NMI Burial Excavation Records

County: Cork Site name: Aghada/Cuskinny

Sites and Monuments Record No.: N/A Licence number: 10E071; 10D009; 10R024

Author: Rex Bangerter, The Archaeological Diving Company Ltd, Brehon House, Castlecomer, Co. Kilkenny.

Site type: Intertidal foreshore; no archaeological significance

ITM: E 585597m, N 564993m

Latitude, Longitude (decimal degrees): 51.836983, -8.208996

Monitoring took place of the machine-excavation of a series of V-shaped trenches, placed across the intertidal zone, at two landfall locations. These trenches were excavated to accommodate four 220kV XLPE power cables that are to form a submarine cable running between Aghada Power Station and Cuskinny Bay.

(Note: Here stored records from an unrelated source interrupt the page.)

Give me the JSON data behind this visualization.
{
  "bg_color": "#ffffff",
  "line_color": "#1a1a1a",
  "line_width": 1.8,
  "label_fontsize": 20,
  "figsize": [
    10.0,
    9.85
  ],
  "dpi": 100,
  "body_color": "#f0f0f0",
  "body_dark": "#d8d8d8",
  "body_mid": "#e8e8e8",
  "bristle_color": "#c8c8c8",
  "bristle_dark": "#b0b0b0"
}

Aghada landfall, a series of four, c. 60m-long, V-shaped trenches were machine excavated across the foreshore at Aghada. The intertidal zone at this location is extensively composed of shelving bedrock (shale/mudstone composition) and therefore does not provide an archaeological holding content. The excavation of the subsurface limit of the cable trench, c. 20m length of trench located between NGR 184123 650234 and NGR 184124 650377, was monitored. The excavated material comprised a sterile blue/grey silty clay (c. 60%/40% mix), with occasional angular gravel inclusions, that overlies the bedrock at this location. No archaeologically significant material was encountered as part of the excavation of the four cable trenches at the Aghada landfall site.

Cuskinny landfall, a series of four, c. 80m-long, V-shaped trenches were machine excavated across the foreshore at Cuskinny Bay, between NGR: 181014 673364 and NGR: 181774 672914. The foreshore at this location is composed of a shingle deposit (1m+ depth) overlying a blue/grey silty clay, c. 60%/40% mix. The shingle beach comprises angular to sub-rounded rocks and pebbles of limestone and shale composition. Modern material was occasionally encountered within this deposit; this material included red-brick fragments, miscellaneous fragments of cut timber, an iron pipe flange, and various car parts including an exhaust section. The shingle deposit measures 1.2m along the high-water mark, decreasing to c. 0.45m in depth at the Low Water mark. Where the shingle was less than 1m in depth, the underlying silty clay was impacted by the trench excavation. This deposit was sterile of any manmade debris.

No material, deposits, or structures of archaeological significance were encountered as part of the monitoring process at either landfall location.